YASUJIRO OZU
Bil’s rating (out of 5): BBB.5
Original title: Tokyo Boshoku
Japan, 1957. Shôchiku Eiga. Screenplay by Kogo Noda, Yasujiro Ozu. Cinematography by Yuharu Atsuta. Produced by Shizuo Yamanouchi. Music by Takanobu Saito. Production Design by Tatsuo Hamada. Film Editing by Yoshiyasu Hamamura.
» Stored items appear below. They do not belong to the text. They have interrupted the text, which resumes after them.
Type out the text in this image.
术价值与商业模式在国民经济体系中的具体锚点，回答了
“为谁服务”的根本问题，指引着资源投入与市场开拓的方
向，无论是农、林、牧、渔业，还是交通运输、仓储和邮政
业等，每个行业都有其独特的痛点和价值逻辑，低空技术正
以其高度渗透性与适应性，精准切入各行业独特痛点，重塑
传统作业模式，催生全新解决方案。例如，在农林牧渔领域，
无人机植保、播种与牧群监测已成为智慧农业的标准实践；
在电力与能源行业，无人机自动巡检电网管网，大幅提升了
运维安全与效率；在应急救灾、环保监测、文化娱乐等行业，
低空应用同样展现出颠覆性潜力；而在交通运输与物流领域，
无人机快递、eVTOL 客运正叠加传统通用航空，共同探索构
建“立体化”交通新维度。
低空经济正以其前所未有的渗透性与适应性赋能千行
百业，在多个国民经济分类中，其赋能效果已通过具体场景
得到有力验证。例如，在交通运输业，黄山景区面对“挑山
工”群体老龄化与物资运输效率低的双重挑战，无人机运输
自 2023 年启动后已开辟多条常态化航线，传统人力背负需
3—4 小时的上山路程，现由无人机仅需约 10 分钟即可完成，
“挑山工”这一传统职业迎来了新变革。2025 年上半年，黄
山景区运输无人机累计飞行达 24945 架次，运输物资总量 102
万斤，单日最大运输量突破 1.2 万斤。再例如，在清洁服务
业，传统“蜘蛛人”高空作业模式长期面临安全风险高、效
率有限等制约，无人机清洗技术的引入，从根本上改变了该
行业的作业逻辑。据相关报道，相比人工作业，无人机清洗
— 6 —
The elder of two daughters (Setsuko Hara) has moved back home with her infant to live with her emotionally distanced father (Chishû Ryû) after her marriage falls apart. Her younger sister has gotten pregnant by her roguish university student boyfriend and needs to find him in order to decide what to do next. Things get complicated when they discover that the mother who abandoned them in childhood is now back in Tokyo and wants to see them. This sensitive film by Yasujiro Ozu is much more somber than his films tend to be; there are very few light moments or the delight he takes in showing the banality of every day life. Here his examination of the destruction of the family (a common theme in his work, at least according to Donald Richie) is much darker and devoid of hope, the entire experience overcast with a sense of tragedy and despair. That, plus the weighty running time of 140 minutes, might make it a chore for the unenthused Ozu watcher (and an impossibility for those uninitiated with his works), but fans will be drawn in enough to at least stick to it until the poignant and affecting, if bitter, end.